I get mean when I'm nervous like a bad dog
I want to jump into blue water
And I miss riding horses, I miss running fast
I miss riding horses, I miss running fast
I was meant for running fast
I pretended you were mine, It made me calm babe
— Cop Car, Mitski (2020)

 

 

Late sunday evening, after a shit race and a shit day and what is starting to feel like a shit week, all Oscar wants to do is dive into his hotel bed and sleep for ten hours straight. Long enough to have his managers wondering whether he’d gone and died, somehow.

It doesn’t help that the McLaren entourage is one of the last to make it to the hotel. They’re late, delayed by the celebration of Lando’s point finish — which Oscar stuck around to watch because he’s a good sport and a decent teammate. Even when he can’t finish a fucking lap —, then press, and then the more-or-less emergency debrief on site to discuss the state of Oscar’s car, damaged chassis and all. He doesn’t even have his phone, for god’s sake. He’d forgotten to charge it fully in the morning, and then it had died at some point during the excruciating hour Oscar spent tossed aside in the garage, waiting for the race to end. All he can do is thank the technicians riding with him and Lando as they exit the van, and make sure his feet are still moving when an assistant sends them towards the elevator on their own. Finally. 

Oscar’s head is elsewhere, as it has been since the minute he took his helmet off, and so he doesn’t realize there are more people already inside the elevator until the doors close. 

The flash of color out of the corner of his eye turns out to be a couple of managers and Carlos , all clad in Ferrari-red. It takes a lot out of him not to sigh, but he manages. Oscar stands very still, like he won’t be noticed if he just doesn’t move, and if it gets weird he can just pretend he’s already said hello.

Lando is talking to them, politely offering his praise over Charles’ result, which means Oscar doesn’t have to, and it makes him very grateful. The elevator rattles, low music playing from a tiny speaker up above. The damn thing moves so slow. Going up thirty-or-so floors should not take this long.

Oscar is so wrung out and so thirsty, for some reason, envisioning his suite’s shower, AC and minibar every time he blinks. He’s certainly too tired to keep track of the conversation behind him, and he doesn’t know what the fuck is going on when Carlos Sainz suddenly calls out:

“Piastri!” He sounds surprised, and that is because he has quite literally just realized Oscar is also there. Great. Lando absent-mindedly touches his arm and Oscar forces himself to turn around.

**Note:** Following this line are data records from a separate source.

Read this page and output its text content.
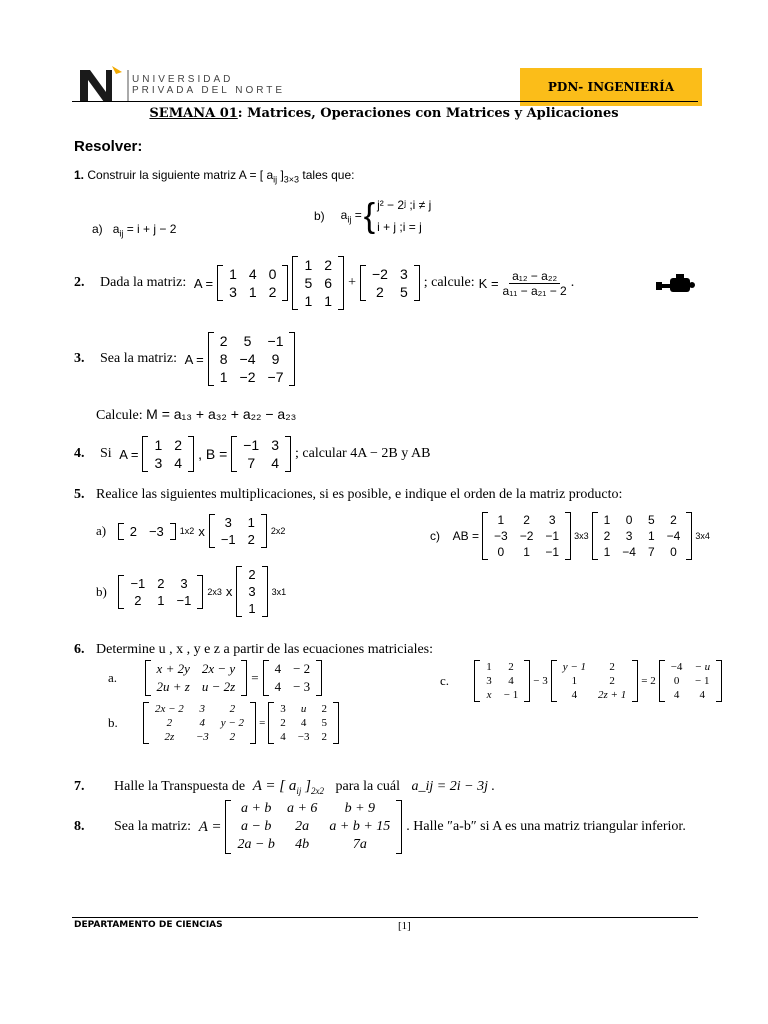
UNIVERSIDAD
PRIVADA DEL NORTE	PDN- INGENIERÍA
SEMANA 01: Matrices, Operaciones con Matrices y Aplicaciones
Resolver:
1. Construir la siguiente matriz A = [ $a_{ij}$ ]$_{3\times 3}$ tales que:
a) $a_{ij} = i + j - 2$
b) $a_{ij}$ = { j² − 2ʲ ;i ≠ j
i + j ;i = j
2.	Dada la matriz: A =
1	4	0
3	1	2
1	2
5	6
1	1
+
−2	3
2	5
; calcule: $K = \frac{\text{a₁₂ − a₂₂}}{\text{a₁₁ − a₂₁ − 2}}$ .
3.	Sea la matriz: A =
2	5	−1
8	−4	9
1	−2	−7
Calcule: M = a₁₃ + a₃₂ + a₂₂ − a₂₃
4.	Si A =
1	2
3	4
, B =
−1	3
7	4
; calcular 4A − 2B y AB
5. Realice las siguientes multiplicaciones, si es posible, e indique el orden de la matriz producto:
a)
2	−3 1x2 x
3	1
−1	2
2x2	c)
AB =
1	2	3
−3	−2	−1
0	1	−1
3x3
1	0	5	2
2	3	1	−4
1	−4	7	0
3x4
b)

−1	2	3
2	1	−1
2x3 x
2
3
1
3x1
6. Determine u , x , y e z a partir de las ecuaciones matriciales:
a.

x + 2y	2x − y
2u + z	u − 2z
=
4	− 2
4	− 3
b.

2x − 2	3	2
2	4	y − 2
2z	−3	2
=
3	u	2
2	4	5
4	−3	2
c.

1	2
3	4
x	− 1
− 3
y − 1	2
1	2
4	2z + 1
= 2
−4	− u
0	− 1
4	4
7.	Halle la Transpuesta de A = [ $a_{ij}$ ]$_{2x2}$
para la cuál
a_ij = 2i − 3j .
8.	Sea la matriz: A =
a + b	a + 6	b + 9
a − b	2a	a + b + 15
2a − b	4b	7a
. Halle ″a-b″ si A es una matriz triangular inferior.
DEPARTAMENTO DE CIENCIAS	[1]
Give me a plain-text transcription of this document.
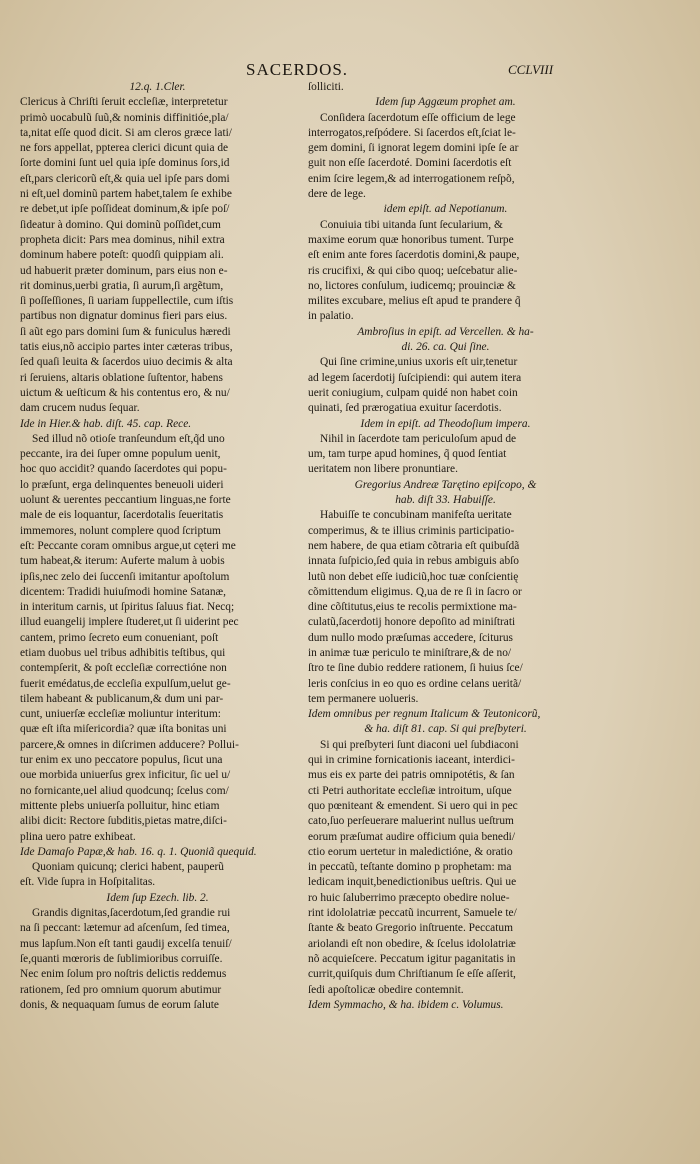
SACERDOS.	CCLVIII

12.q. 1.Cler.

Clericus à Chriſti ſeruit eccleſiæ, interpretetur

primò uocabulũ ſuũ,& nominis diffinitióe,pla/

ta,nitat eſſe quod dicit. Si am cleros græce lati/

ne fors appellat, ppterea clerici dicunt quia de

ſorte domini ſunt uel quia ipſe dominus ſors,id

eſt,pars clericorũ eſt,& quia uel ipſe pars domi

ni eſt,uel dominũ partem habet,talem ſe exhibe

re debet,ut ipſe poſſideat dominum,& ipſe poſ/

ſideatur à domino. Qui dominũ poſſidet,cum

propheta dicit: Pars mea dominus, nihil extra

dominum habere poteſt: quodſi quippiam ali.

ud habuerit præter dominum, pars eius non e-

rit dominus,uerbi gratia, ſi aurum,ſi argẽtum,

ſi poſſeſſiones, ſi uariam ſuppellectile, cum iſtis

partibus non dignatur dominus fieri pars eius.

ſi aũt ego pars domini ſum & funiculus hæredi

tatis eius,nõ accipio partes inter cæteras tribus,

ſed quaſi leuita & ſacerdos uiuo decimis & alta

ri ſeruiens, altaris oblatione ſuſtentor, habens

uictum & ueſticum & his contentus ero, & nu/

dam crucem nudus ſequar.

Ide in Hier.& hab. diſt. 45. cap. Rece.

Sed illud nõ otioſe tranſeundum eſt,q̃d uno

peccante, ira dei ſuper omne populum uenit,

hoc quo accidit? quando ſacerdotes qui popu-

lo præſunt, erga delinquentes beneuoli uideri

uolunt & uerentes peccantium linguas,ne forte

male de eis loquantur, ſacerdotalis ſeueritatis

immemores, nolunt complere quod ſcriptum

eſt: Peccante coram omnibus argue,ut cęteri me

tum habeat,& iterum: Auferte malum à uobis

ipſis,nec zelo dei ſuccenſi imitantur apoſtolum

dicentem: Tradidi huiuſmodi homine Satanæ,

in interitum carnis, ut ſpiritus ſaluus fiat. Necq;

illud euangelij implere ſtuderet,ut ſi uiderint pec

cantem, primo ſecreto eum conueniant, poſt

etiam duobus uel tribus adhibitis teſtibus, qui

contempſerit, & poſt eccleſiæ correctióne non

fuerit emédatus,de eccleſia expulſum,uelut ge-

tilem habeant & publicanum,& dum uni par-

cunt, uniuerſæ eccleſiæ moliuntur interitum:

quæ eſt iſta miſericordia? quæ iſta bonitas uni

parcere,& omnes in diſcrimen adducere? Pollui-

tur enim ex uno peccatore populus, ſicut una

oue morbida uniuerſus grex inficitur, ſic uel u/

no fornicante,uel aliud quodcunq; ſcelus com/

mittente plebs uniuerſa polluitur, hinc etiam

alibi dicit: Rectore ſubditis,pietas matre,diſci-

plina uero patre exhibeat.

Ide Damaſo Papæ,& hab. 16. q. 1. Quoniã quequid.

Quoniam quicunq; clerici habent, pauperũ

eſt. Vide ſupra in Hoſpitalitas.

Idem ſup Ezech. lib. 2.

Grandis dignitas,ſacerdotum,ſed grandie rui

na ſi peccant: lætemur ad aſcenſum, ſed timea,

mus lapſum.Non eſt tanti gaudij excelſa tenuiſ/

ſe,quanti mœroris de ſublimioribus corruiſſe.

Nec enim ſolum pro noſtris delictis reddemus

rationem, ſed pro omnium quorum abutimur

donis, & nequaquam ſumus de eorum ſalute

ſolliciti.

Idem ſup Aggæum prophet am.

Conſidera ſacerdotum eſſe officium de lege

interrogatos,reſpódere. Si ſacerdos eſt,ſciat le-

gem domini, ſi ignorat legem domini ipſe ſe ar

guit non eſſe ſacerdoté. Domini ſacerdotis eſt

enim ſcire legem,& ad interrogationem reſpõ,

dere de lege.

idem epiſt. ad Nepotianum.

Conuiuia tibi uitanda ſunt ſecularium, &

maxime eorum quæ honoribus tument. Turpe

eſt enim ante fores ſacerdotis domini,& paupe,

ris crucifixi, & qui cibo quoq; ueſcebatur alie-

no, lictores conſulum, iudicemq; prouinciæ &

milites excubare, melius eſt apud te prandere q̃

in palatio.

Ambroſius in epiſt. ad Vercellen. & ha-

di. 26. ca. Qui ſine.

Qui ſine crimine,unius uxoris eſt uir,tenetur

ad legem ſacerdotij ſuſcipiendi: qui autem itera

uerit coniugium, culpam quidé non habet coin

quinati, ſed prærogatiua exuitur ſacerdotis.

Idem in epiſt. ad Theodoſium impera.

Nihil in ſacerdote tam periculoſum apud de

um, tam turpe apud homines, q̃ quod ſentiat

ueritatem non libere pronuntiare.

Gregorius Andreæ Tarętino epiſcopo, &

hab. diſt 33. Habuiſſe.

Habuiſſe te concubinam manifeſta ueritate

comperimus, & te illius criminis participatio-

nem habere, de qua etiam cõtraria eſt quibuſdã

innata ſuſpicio,ſed quia in rebus ambiguis abſo

lutũ non debet eſſe iudiciũ,hoc tuæ conſcientię

cõmittendum eligimus. Q,ua de re ſi in ſacro or

dine cõſtitutus,eius te recolis permixtione ma-

culatũ,ſacerdotij honore depoſito ad miniſtrati

dum nullo modo præſumas accedere, ſciturus

in animæ tuæ periculo te miniſtrare,& de no/

ſtro te ſine dubio reddere rationem, ſi huius ſce/

leris conſcius in eo quo es ordine celans ueritã/

tem permanere uolueris.

Idem omnibus per regnum Italicum & Teutonicorũ,

& ha. diſt 81. cap. Si qui preſbyteri.

Si qui preſbyteri ſunt diaconi uel ſubdiaconi

qui in crimine fornicationis iaceant, interdici-

mus eis ex parte dei patris omnipotétis, & ſan

cti Petri authoritate eccleſiæ introitum, uſque

quo pœniteant & emendent. Si uero qui in pec

cato,ſuo perſeuerare maluerint nullus ueſtrum

eorum præſumat audire officium quia benedi/

ctio eorum uertetur in maledictióne, & oratio

in peccatũ, teſtante domino p prophetam: ma

ledicam inquit,benedictionibus ueſtris. Qui ue

ro huic ſaluberrimo præcepto obedire nolue-

rint idololatriæ peccatũ incurrent, Samuele te/

ſtante & beato Gregorio inſtruente. Peccatum

ariolandi eſt non obedire, & ſcelus idololatriæ

nõ acquieſcere. Peccatum igitur paganitatis in

currit,quiſquis dum Chriſtianum ſe eſſe aſſerit,

ſedi apoſtolicæ obedire contemnit.

Idem Symmacho, & ha. ibidem c. Volumus.
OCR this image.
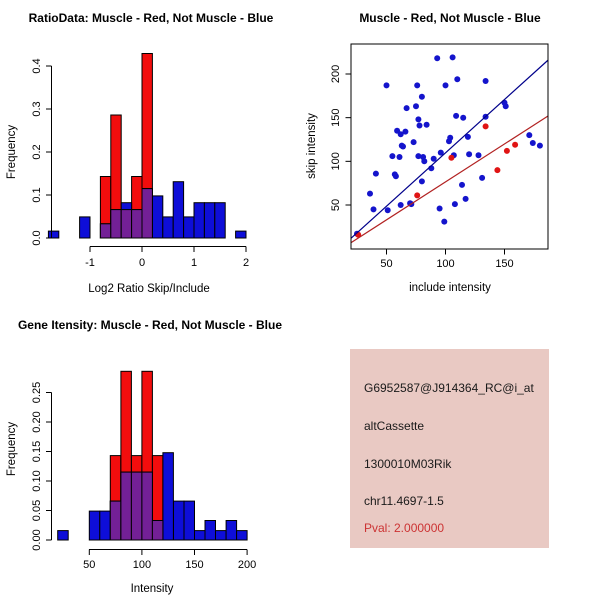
-1	0	1	2
0.0
0.1
0.2
0.3
0.4
Log2 Ratio Skip/Include
Frequency
RatioData: Muscle - Red, Not Muscle - Blue
50	100	150
50
100
150
200
include intensity
skip intensity
Muscle - Red, Not Muscle - Blue
50	100	150	200
0.00
0.05
0.10
0.15
0.20
0.25
Intensity
Frequency
Gene Itensity: Muscle - Red, Not Muscle - Blue
G6952587@J914364_RC@i_at
altCassette
1300010M03Rik
chr11.4697-1.5
Pval: 2.000000
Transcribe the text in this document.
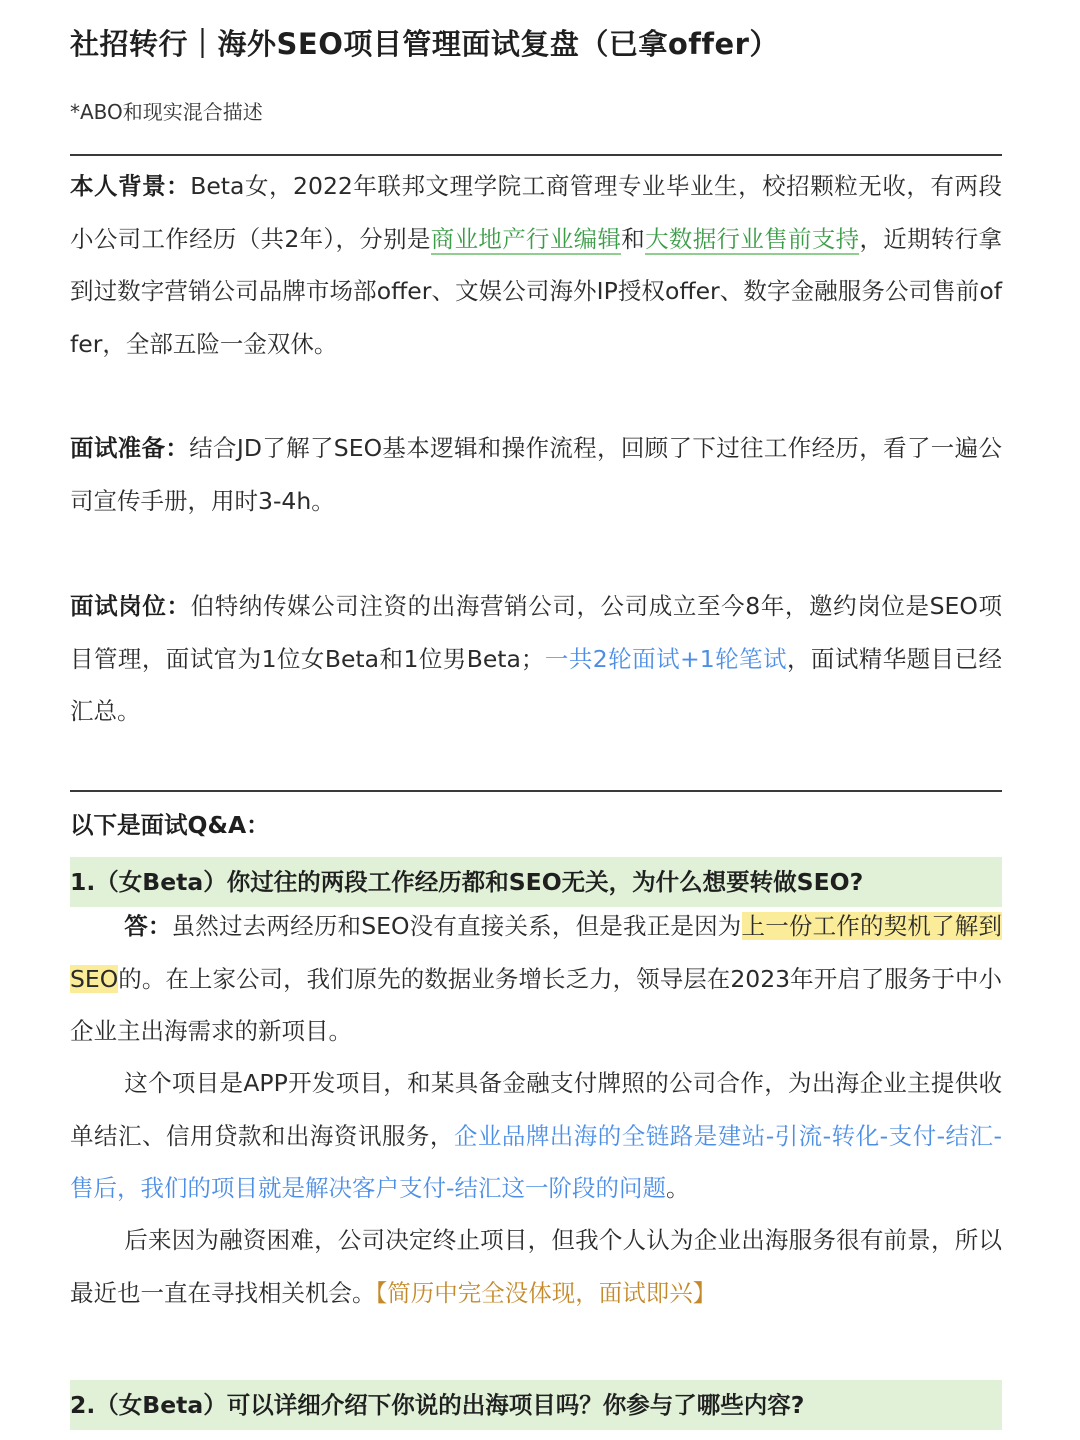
社招转行｜海外SEO项目管理面试复盘（已拿offer）
*ABO和现实混合描述
本人背景：Beta女，2022年联邦文理学院工商管理专业毕业生，校招颗粒无收，有两段小公司工作经历（共2年），分别是商业地产行业编辑和大数据行业售前支持，近期转行拿到过数字营销公司品牌市场部offer、文娱公司海外IP授权offer、数字金融服务公司售前offer，全部五险一金双休。
面试准备：结合JD了解了SEO基本逻辑和操作流程，回顾了下过往工作经历，看了一遍公司宣传手册，用时3-4h。
面试岗位：伯特纳传媒公司注资的出海营销公司，公司成立至今8年，邀约岗位是SEO项目管理，面试官为1位女Beta和1位男Beta；一共2轮面试+1轮笔试，面试精华题目已经汇总。
以下是面试Q&A：
1.（女Beta）你过往的两段工作经历都和SEO无关，为什么想要转做SEO?
答：虽然过去两经历和SEO没有直接关系，但是我正是因为上一份工作的契机了解到SEO的。在上家公司，我们原先的数据业务增长乏力，领导层在2023年开启了服务于中小企业主出海需求的新项目。
这个项目是APP开发项目，和某具备金融支付牌照的公司合作，为出海企业主提供收单结汇、信用贷款和出海资讯服务，企业品牌出海的全链路是建站-引流-转化-支付-结汇-售后，我们的项目就是解决客户支付-结汇这一阶段的问题。
后来因为融资困难，公司决定终止项目，但我个人认为企业出海服务很有前景，所以最近也一直在寻找相关机会。【简历中完全没体现，面试即兴】
2.（女Beta）可以详细介绍下你说的出海项目吗？你参与了哪些内容?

“No hard feelings over the crash into T1, ey, Oscar? Easy mistake to make, you know. No one would hold it over a rookie,” he tips his head in Oscar’s direction, knowing smile on his lips like he’s doing him a favor. Inside his pocket, Oscar squeezes his fist into a ball, and nods back. Carlos might want to shake his hand to settle it, but they’re a little too far apart and Oscar has no intentions of moving closer. Lando and a Ferrari employee are the barriers between the two of them, and it will stay that way, thank you very much.

“Sure,” he says, compromising, as there’s no real benefit to arguing his side here. So, sure. Carlos Sainz Jr. can believe whatever gets him to sleep soundly at night. Pull the rookie card, like the word sucks out any of his own accountability, twist it around until it looks like a big neon sign singling Oscar out. Why not?

It’s fine. It’s fine, Oscar holds himself back. It’s not a personal attack. He shouldn’t let it get to his head this much, anyway. The combination of heat and the time he had already spent being more or less patronized by the reporters, poking and prodding him for fighting words after the incident, is probably starting to wear him down. All Oscar needs to do is sit through this elevator ride with his tongue behind his teeth. It is his first year, and Mark has told him time and time again that his goal here is to do his job well and keep his head down. He leans into the elevator wall, barely feeling the chill of the metal through his shirt, and knocks his shoulder into Lando. It’s fine.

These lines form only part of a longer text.